3 mai, une journée comme celle de la Femme, de l’eau, de la fin de l’esclavage ou bien de lutte contre le Sida. 24 heures, c’est déjà ça ! La date a été instaurée par l’Assemblée générale des Nations Unies en décembre 1993, mais depuis la liberté de la Presse n’a pas globalement progressé vraiment. En France, selon le baromètre de Reporters sans Frontières, le Pays des Droits de l’Homme a même été rétrogradé de la 10e à la 44e place depuis 2002. Pas brillant !

Unicité de pensée - Mais il faut dire qu’on a repris la Presse en main. On y avait tout intérêt. Il fallait la faire vivre ! Et cela s’est accentué naturellement avec le mélange de proximité. La connivence entre le politique et le patron de presse. Véritable magnat qui n’a plus rien avoir avec le métier du journaliste puisque c’est avant tout un financier, un industriel et un businessman. Les Médias français sont détenus par des hommes, à la tête de centres de profits qui sont dans la proximité du pouvoir en place. Et du coup l’investigation journalistique et le grand reportage sont laissés pour compte.
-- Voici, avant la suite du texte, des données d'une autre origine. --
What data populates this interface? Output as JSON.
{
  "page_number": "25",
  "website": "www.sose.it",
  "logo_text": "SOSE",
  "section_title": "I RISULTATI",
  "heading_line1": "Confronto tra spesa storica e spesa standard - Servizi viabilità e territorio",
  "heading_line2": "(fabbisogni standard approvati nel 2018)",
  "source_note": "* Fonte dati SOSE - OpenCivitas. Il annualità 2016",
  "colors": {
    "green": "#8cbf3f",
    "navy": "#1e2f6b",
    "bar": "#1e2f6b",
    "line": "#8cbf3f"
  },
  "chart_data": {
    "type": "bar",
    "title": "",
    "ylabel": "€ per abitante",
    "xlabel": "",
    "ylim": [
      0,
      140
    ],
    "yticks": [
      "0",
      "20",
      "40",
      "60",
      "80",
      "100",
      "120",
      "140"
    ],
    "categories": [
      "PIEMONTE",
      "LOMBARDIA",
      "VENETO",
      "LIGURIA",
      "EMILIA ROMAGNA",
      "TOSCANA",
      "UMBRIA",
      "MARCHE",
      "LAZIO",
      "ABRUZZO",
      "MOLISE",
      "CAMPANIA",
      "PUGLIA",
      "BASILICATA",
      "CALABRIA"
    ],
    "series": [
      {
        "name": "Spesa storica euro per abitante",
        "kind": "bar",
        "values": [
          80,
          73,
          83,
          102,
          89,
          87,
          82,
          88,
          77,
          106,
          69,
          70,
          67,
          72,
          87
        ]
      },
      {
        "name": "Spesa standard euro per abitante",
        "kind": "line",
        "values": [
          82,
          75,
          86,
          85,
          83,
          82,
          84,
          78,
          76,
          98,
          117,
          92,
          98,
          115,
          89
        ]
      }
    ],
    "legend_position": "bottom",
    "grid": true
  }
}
Cette année les Prix Albert Londres 2011 seront remis à Tunis parce que « les peuples arabes nous montrent qu’ils ont soif de liberté et se battent aujourd’hui pour la conquérir  » écrit le Comité officiel.

Albert Londres est ce journaliste qui aurait « inventé » le reportage en relatant pendant la Première guerre mondiale le bombardement de Reims pour son journal. Avec force et réalisme, parce qu’il était sur place. Londres n’avait pas peur de s’exprimer et disait dans Terre d’ébène paru en 1929 : « Je demeure convaincu qu’un journaliste n’est pas un enfant de chœur et que son rôle ne consiste pas à précéder les processions, la main plongée dans une corbeille de pétales de roses. Notre métier n’est pas de faire plaisir, non plus de faire du tort, il est de porter la plume dans la plaie. » Mais faut-il que ce soit dans sa propre chair ?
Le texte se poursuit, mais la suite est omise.